On 2012-5-26 0:08, Phil Sutter wrote:
Hi, The following patch series adds support for the TDMA engine built into Marvell's Kirkwood-based SoCs, and enhances mv_cesa.c in order to use it for speeding up crypto operations. Kirkwood hardware contains a security accelerator, which can control DMA as well as crypto engines. It allows for operation with minimal software intervenience, which the following patches implement: using a chain of DMA descriptors, data input, configuration, engine startup and data output repeat fully automatically until the whole input data has been handled. The point for this being RFC is backwards-compatibility: earlier hardware (Orion) ships a (slightly) different DMA engine (IDMA) along with the same crypto engine, so in fact mv_cesa.c is in use on these platforms, too. But since I don't possess hardware of this kind, I am not able to make this code IDMA-compatible. Also, due to the quite massive reorganisation of code flow, I don't really see how to make TDMA support optional in mv_cesa.c. Greetings, Phil -- To unsubscribe from this list: send the line "unsubscribe linux-crypto" in the body of a message to majordomo@xxxxxxxxxxxxxxx More majordomo info at http://vger.kernel.org/majordomo-info.html
Could the source code from the manufacturers of hardwares using kirkwood be helpful?

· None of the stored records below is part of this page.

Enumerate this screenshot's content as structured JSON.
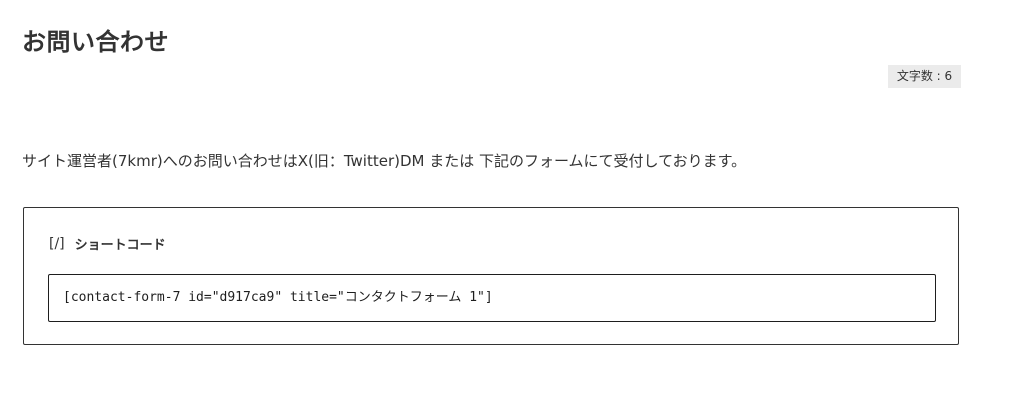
{
  "page": {
    "title": "お問い合わせ",
    "char_count": "文字数 : 6"
  },
  "content": {
    "intro": "サイト運営者(7kmr)へのお問い合わせはX(旧：Twitter)DM または 下記のフォームにて受付しております。"
  },
  "shortcode_block": {
    "icon": "[/]",
    "label": "ショートコード",
    "value": "[contact-form-7 id=\"d917ca9\" title=\"コンタクトフォーム 1\"]"
  }
}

I saw the source code of ls-wvl from buffalo contains driver for CESA. And it deals with both IDMA and TDMA. If you need, I can send you the download link.
I also have to point out that CESA of some orion revisions has hardware flaws that needs to be addressed which currently doesn't. Information about those flaws can be found in 88F5182_Functional_Errata.pdf which is available on the net.